Against the “New Hume”
Abstract
Is Hume, or is he not, a realist about what Galen Strawson calls “Causation” (with a capital “C”) and Simon Blackburn calls “thick connexions”, that is, necessary connexions between events that go beyond functional relations of regular succession? With this “New Hume” debate now in its third decade, one might feel entitled to wonder whether there is any determinate answer to be had. Both sides have found plenty of Humean quotations to throw at their opponents, passages which taken in isolation might appear to settle the question in their favour. At the same time, both sides have been able to construct plausible accounts of why their opponents’ favoured quotations lack the force that they initially appear to have, and some of these accounts have been not only plausible but philosophically illuminating, unearthing subtle complexities in Hume’s thought which promise – whatever the eventual outcome of the debate – to leave Hume scholarship much richer than had the debate never arisen.
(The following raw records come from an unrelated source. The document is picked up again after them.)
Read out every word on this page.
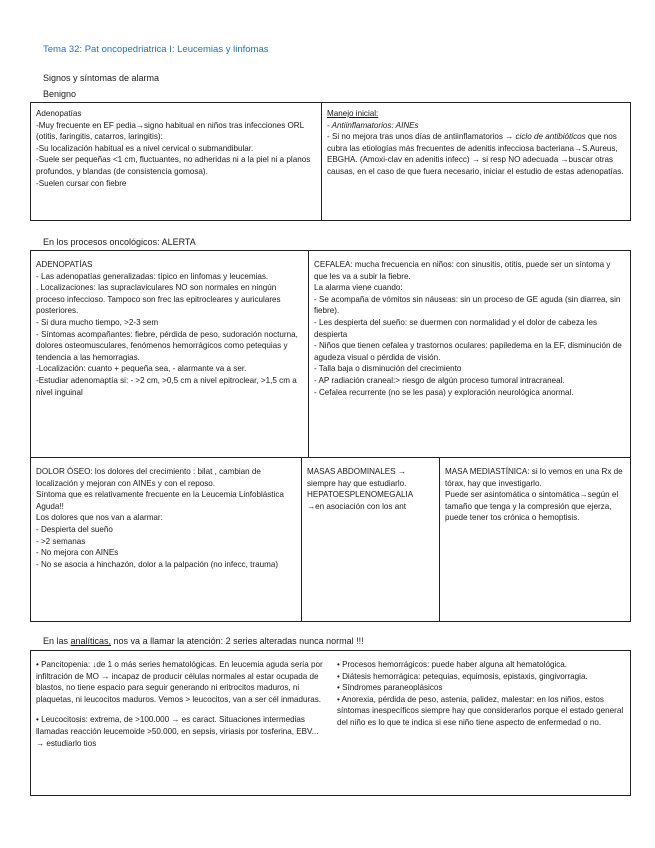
Tema 32: Pat oncopedriatrica I: Leucemias y linfomas
Signos y síntomas de alarma
Benigno
Adenopatías
-Muy frecuente en EF pedia→signo habitual en niños tras infecciones ORL (otitis, faringitis, catarros, laringitis):
-Su localización habitual es a nivel cervical o submandibular.
-Suele ser pequeñas <1 cm, fluctuantes, no adheridas ni a la piel ni a planos profundos, y blandas (de consistencia gomosa).
-Suelen cursar con fiebre
Manejo inicial:
- Antiinflamatorios: AINEs
- Si no mejora tras unos días de antiinflamatorios → ciclo de antibióticos que nos cubra las etiologías más frecuentes de adenitis infecciosa bacteriana→S.Aureus, EBGHA. (Amoxi-clav en adenitis infecc) → si resp NO adecuada →buscar otras causas, en el caso de que fuera necesario, iniciar el estudio de estas adenopatías.
En los procesos oncológicos: ALERTA
ADENOPATÍAS
- Las adenopatías generalizadas: típico en linfomas y leucemias.
. Localizaciones: las supraclaviculares NO son normales en ningún proceso infeccioso. Tampoco son frec las epitrocleares y auriculares posteriores.
- Si dura mucho tiempo, >2-3 sem
- Síntomas acompañantes: fiebre, pérdida de peso, sudoración nocturna, dolores osteomusculares, fenómenos hemorrágicos como petequias y tendencia a las hemorragias.
-Localización: cuanto + pequeña sea, - alarmante va a ser.
-Estudiar adenomaptía si: - >2 cm, >0,5 cm a nivel epitroclear, >1,5 cm a nivel inguinal
CEFALEA: mucha frecuencia en niños: con sinusitis, otitis, puede ser un síntoma y que les va a subir la fiebre.
La alarma viene cuando:
- Se acompaña de vómitos sin náuseas: sin un proceso de GE aguda (sin diarrea, sin fiebre).
- Les despierta del sueño: se duermen con normalidad y el dolor de cabeza les despierta
- Niños que tienen cefalea y trastornos oculares: papiledema en la EF, disminución de agudeza visual o pérdida de visión.
- Talla baja o disminución del crecimiento
- AP radiación craneal:> riesgo de algún proceso tumoral intracraneal.
- Cefalea recurrente (no se les pasa) y exploración neurológica anormal.
DOLOR ÓSEO: los dolores del crecimiento : bilat , cambian de localización y mejoran con AINEs y con el reposo.
Síntoma que es relativamente frecuente en la Leucemia Linfoblástica Aguda!!
Los dolores que nos van a alarmar:
- Despierta del sueño
- >2 semanas
- No mejora con AINEs
- No se asocia a hinchazón, dolor a la palpación (no infecc, trauma)
MASAS ABDOMINALES →
siempre hay que estudiarlo.
HEPATOESPLENOMEGALIA
→en asociación con los ant
MASA MEDIASTÍNICA: si lo vemos en una Rx de tórax, hay que investigarlo.
Puede ser asintomática o sintomática→según el tamaño que tenga y la compresión que ejerza, puede tener tos crónica o hemoptisis.
En las analíticas, nos va a llamar la atención: 2 series alteradas nunca normal !!!
• Pancitopenia: ↓de 1 o más series hematológicas. En leucemia aguda sería por infiltración de MO → incapaz de producir células normales al estar ocupada de blastos, no tiene espacio para seguir generando ni eritrocitos maduros, ni plaquetas, ni leucocitos maduros. Vemos > leucocitos, van a ser cél inmaduras.
• Leucocitosis: extrema, de >100.000 → es caract. Situaciones intermedias llamadas reacción leucemoide >50.000, en sepsis, viriasis por tosferina, EBV... → estudiarlo tios
• Procesos hemorrágicos: puede haber alguna alt hematológica.
• Diátesis hemorrágica: petequias, equimosis, epistaxis, gingivorragia.
• Síndromes paraneoplásicos
• Anorexia, pérdida de peso, astenia, palidez, malestar: en los niños, estos síntomas inespecíficos siempre hay que considerarlos porque el estado general del niño es lo que te indica si ese niño tiene aspecto de enfermedad o no.
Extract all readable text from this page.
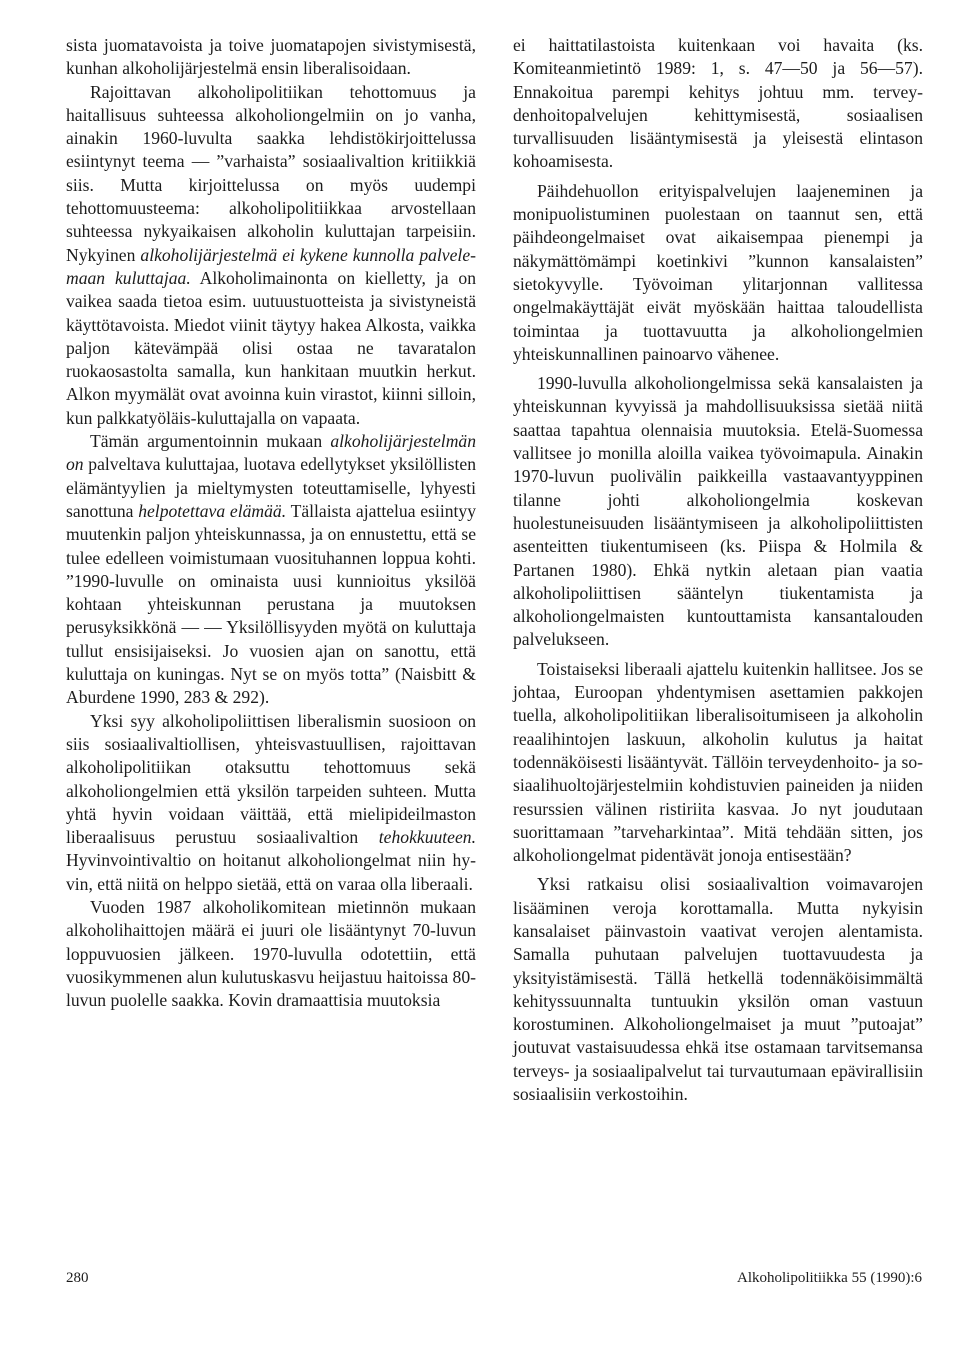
sista juomatavoista ja toive juomatapojen sivistymisestä, kunhan alkoholijärjestelmä ensin liberalisoidaan.

Rajoittavan alkoholipolitiikan tehottomuus ja haitallisuus suhteessa alkoholiongelmiin on jo vanha, ainakin 1960-luvulta saakka lehdistökirjoittelussa esiintynyt teema — ”varhaista” sosiaalivaltion kritiikkiä siis. Mutta kirjoittelussa on myös uudempi tehottomuusteema: alkoholipolitiikkaa arvostellaan suhteessa nykyaikaisen alkoholin kuluttajan tarpeisiin. Nykyinen alkoholijärjestelmä ei kykene kunnolla palvelemaan kuluttajaa. Alkoholimainonta on kielletty, ja on vaikea saada tietoa esim. uutuustuotteista ja sivistyneistä käyttötavoista. Miedot viinit täytyy hakea Alkosta, vaikka paljon kätevämpää olisi ostaa ne tavaratalon ruokaosastolta samalla, kun hankitaan muutkin herkut. Alkon myymälät ovat avoinna kuin virastot, kiinni silloin, kun palkkatyöläis-kuluttajalla on vapaata.

Tämän argumentoinnin mukaan alkoholijärjestelmän on palveltava kuluttajaa, luotava edellytykset yksilöllisten elämäntyylien ja mieltymysten toteuttamiselle, lyhyesti sanottuna helpotettava elämää. Tällaista ajattelua esiintyy muutenkin paljon yhteiskunnassa, ja on ennustettu, että se tulee edelleen voimistumaan vuosituhannen loppua kohti. ”1990-luvulle on ominaista uusi kunnioitus yksilöä kohtaan yhteiskunnan perustana ja muutoksen perusyksikkönä — — Yksilöllisyyden myötä on kuluttaja tullut ensisijaiseksi. Jo vuosien ajan on sanottu, että kuluttaja on kuningas. Nyt se on myös totta” (Naisbitt & Aburdene 1990, 283 & 292).

Yksi syy alkoholipoliittisen liberalismin suosioon on siis sosiaalivaltiollisen, yhteisvastuullisen, rajoittavan alkoholipolitiikan otaksuttu tehottomuus sekä alkoholiongelmien että yksilön tarpeiden suhteen. Mutta yhtä hyvin voidaan väittää, että mielipideilmaston liberaalisuus perustuu sosiaalivaltion tehokkuuteen. Hyvinvointivaltio on hoitanut alkoholiongelmat niin hyvin, että niitä on helppo sietää, että on varaa olla liberaali.

Vuoden 1987 alkoholikomitean mietinnön mukaan alkoholihaittojen määrä ei juuri ole lisääntynyt 70-luvun loppuvuosien jälkeen. 1970-luvulla odotettiin, että vuosikymmenen alun kulutuskasvu heijastuu haitoissa 80-luvun puolelle saakka. Kovin dramaattisia muutoksia

ei haittatilastoista kuitenkaan voi havaita (ks. Komiteanmietintö 1989: 1, s. 47—50 ja 56—57). Ennakoitua parempi kehitys johtuu mm. terveydenhoitopalvelujen kehittymisestä, sosiaalisen turvallisuuden lisääntymisestä ja yleisestä elintason kohoamisesta.

Päihdehuollon erityispalvelujen laajeneminen ja monipuolistuminen puolestaan on taannut sen, että päihdeongelmaiset ovat aikaisempaa pienempi ja näkymättömämpi koetinkivi ”kunnon kansalaisten” sietokyvylle. Työvoiman ylitarjonnan vallitessa ongelmakäyttäjät eivät myöskään haittaa taloudellista toimintaa ja tuottavuutta ja alkoholiongelmien yhteiskunnallinen painoarvo vähenee.

1990-luvulla alkoholiongelmissa sekä kansalaisten ja yhteiskunnan kyvyissä ja mahdollisuuksissa sietää niitä saattaa tapahtua olennaisia muutoksia. Etelä-Suomessa vallitsee jo monilla aloilla vaikea työvoimapula. Ainakin 1970-luvun puolivälin paikkeilla vastaavantyyppinen tilanne johti alkoholiongelmia koskevan huolestuneisuuden lisääntymiseen ja alkoholipoliittisten asenteitten tiukentumiseen (ks. Piispa & Holmila & Partanen 1980). Ehkä nytkin aletaan pian vaatia alkoholipoliittisen sääntelyn tiukentamista ja alkoholiongelmaisten kuntouttamista kansantalouden palvelukseen.

Toistaiseksi liberaali ajattelu kuitenkin hallitsee. Jos se johtaa, Euroopan yhdentymisen asettamien pakkojen tuella, alkoholipolitiikan liberalisoitumiseen ja alkoholin reaalihintojen laskuun, alkoholin kulutus ja haitat todennäköisesti lisääntyvät. Tällöin terveydenhoito- ja sosiaalihuoltojärjestelmiin kohdistuvien paineiden ja niiden resurssien välinen ristiriita kasvaa. Jo nyt joudutaan suorittamaan ”tarveharkintaa”. Mitä tehdään sitten, jos alkoholiongelmat pidentävät jonoja entisestään?

Yksi ratkaisu olisi sosiaalivaltion voimavarojen lisääminen veroja korottamalla. Mutta nykyisin kansalaiset päinvastoin vaativat verojen alentamista. Samalla puhutaan palvelujen tuottavuudesta ja yksityistämisestä. Tällä hetkellä todennäköisimmältä kehityssuunnalta tuntuukin yksilön oman vastuun korostuminen. Alkoholiongelmaiset ja muut ”putoajat” joutuvat vastaisuudessa ehkä itse ostamaan tarvitsemansa terveys- ja sosiaalipalvelut tai turvautumaan epävirallisiin sosiaalisiin verkostoihin.

280	Alkoholipolitiikka 55 (1990):6
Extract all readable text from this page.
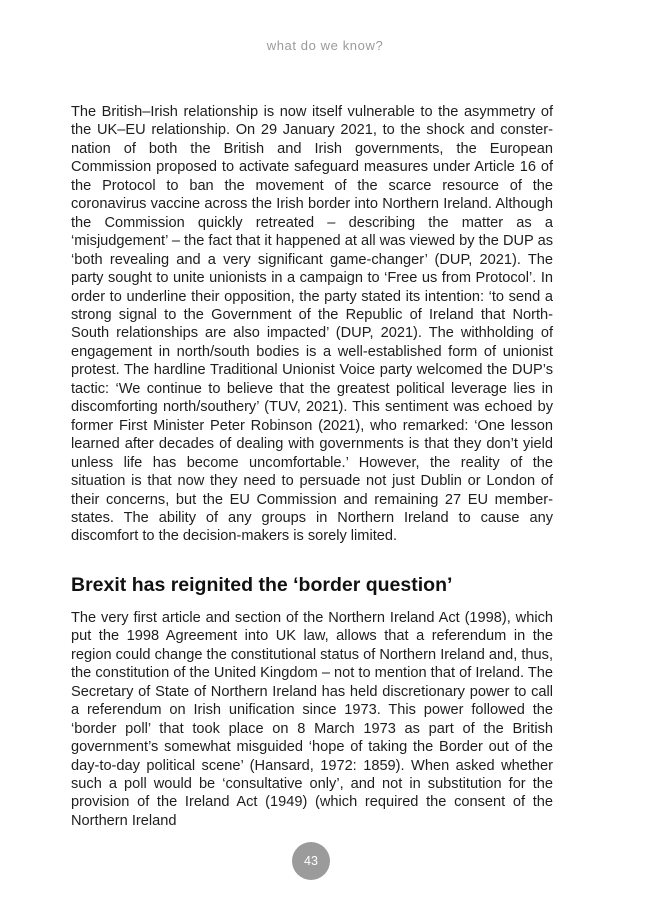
what do we know?

The British–Irish relationship is now itself vulnerable to the asymmetry of the UK–EU relationship. On 29 January 2021, to the shock and consternation of both the British and Irish governments, the European Commission proposed to activate safeguard measures under Article 16 of the Protocol to ban the movement of the scarce resource of the coronavirus vaccine across the Irish border into Northern Ireland. Although the Commission quickly retreated – describing the matter as a ‘misjudgement’ – the fact that it happened at all was viewed by the DUP as ‘both revealing and a very significant game-changer’ (DUP, 2021). The party sought to unite unionists in a campaign to ‘Free us from Protocol’. In order to underline their opposition, the party stated its intention: ‘to send a strong signal to the Government of the Republic of Ireland that North-South relationships are also impacted’ (DUP, 2021). The withholding of engagement in north/​south bodies is a well-established form of unionist protest. The hardline Traditional Unionist Voice party welcomed the DUP’s tactic: ‘We continue to believe that the greatest political leverage lies in discomforting north/​southery’ (TUV, 2021). This sentiment was echoed by former First Minister Peter Robinson (2021), who remarked: ‘One lesson learned after decades of dealing with governments is that they don’t yield unless life has become uncomfortable.’ However, the reality of the situation is that now they need to persuade not just Dublin or London of their concerns, but the EU Commission and remaining 27 EU member-states. The ability of any groups in Northern Ireland to cause any discomfort to the decision-makers is sorely limited.

Brexit has reignited the ‘border question’

The very first article and section of the Northern Ireland Act (1998), which put the 1998 Agreement into UK law, allows that a referendum in the region could change the constitutional status of Northern Ireland and, thus, the constitution of the United Kingdom – not to mention that of Ireland. The Secretary of State of Northern Ireland has held discretionary power to call a referendum on Irish unification since 1973. This power followed the ‘border poll’ that took place on 8 March 1973 as part of the British government’s somewhat misguided ‘hope of taking the Border out of the day-to-day political scene’ (Hansard, 1972: 1859). When asked whether such a poll would be ‘consultative only’, and not in substitution for the provision of the Ireland Act (1949) (which required the consent of the Northern Ireland

43
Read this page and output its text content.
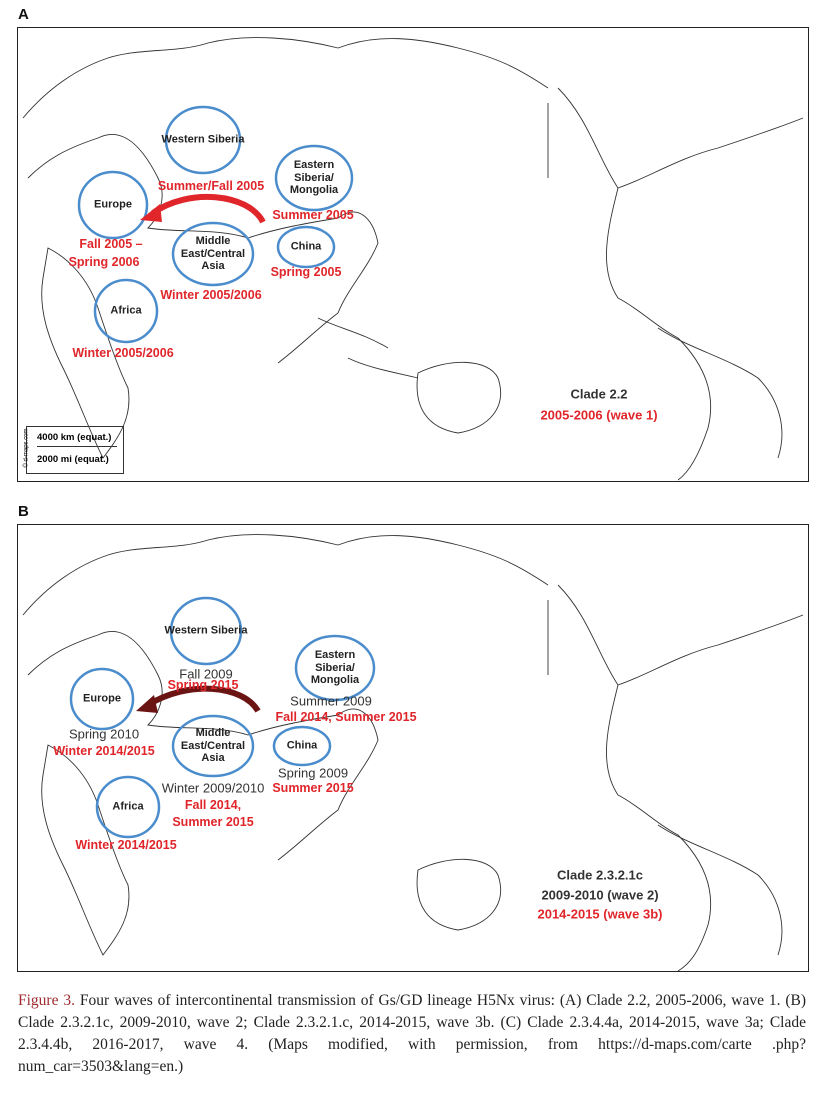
A
Western Siberia
Eastern Siberia/ Mongolia
Europe
China
Middle East/Central Asia
Africa
Summer/Fall 2005
Summer 2005
Fall 2005 –
Spring 2006
Spring 2005
Winter 2005/2006
Winter 2005/2006
Clade 2.2
2005-2006 (wave 1)
4000 km (equat.)
2000 mi (equat.)
© d-maps.com
B
Western Siberia
Eastern Siberia/ Mongolia
Europe
China
Middle East/Central Asia
Africa
Fall 2009
Spring 2015
Summer 2009
Fall 2014, Summer 2015
Spring 2010
Winter 2014/2015
Spring 2009
Winter 2009/2010 Summer 2015
Fall 2014,
Summer 2015
Winter 2014/2015
Clade 2.3.2.1c
2009-2010 (wave 2)
2014-2015 (wave 3b)
Figure 3. Four waves of intercontinental transmission of Gs/GD lineage H5Nx virus: (A) Clade 2.2, 2005-2006, wave 1. (B) Clade 2.3.2.1c, 2009-2010, wave 2; Clade 2.3.2.1.c, 2014-2015, wave 3b. (C) Clade 2.3.4.4a, 2014-2015, wave 3a; Clade 2.3.4.4b, 2016-2017, wave 4. (Maps modified, with permission, from https://d-maps.com/carte .php?num_car=3503&lang=en.)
This might suggest that the appropriate response is to give up the quest for a definitive answer, to see partial truth on both sides, and to acknowledge that Hume’s thought contains an unresolved tension, with strains both of realism and antirealism about Causation.1 But such a reaction, though natural, would I believe be premature, for two related reasons, concerning respectively the importance to Hume of his theory of causation, and its intimate – but sometimes under-explored – relationships with other aspects of his thought.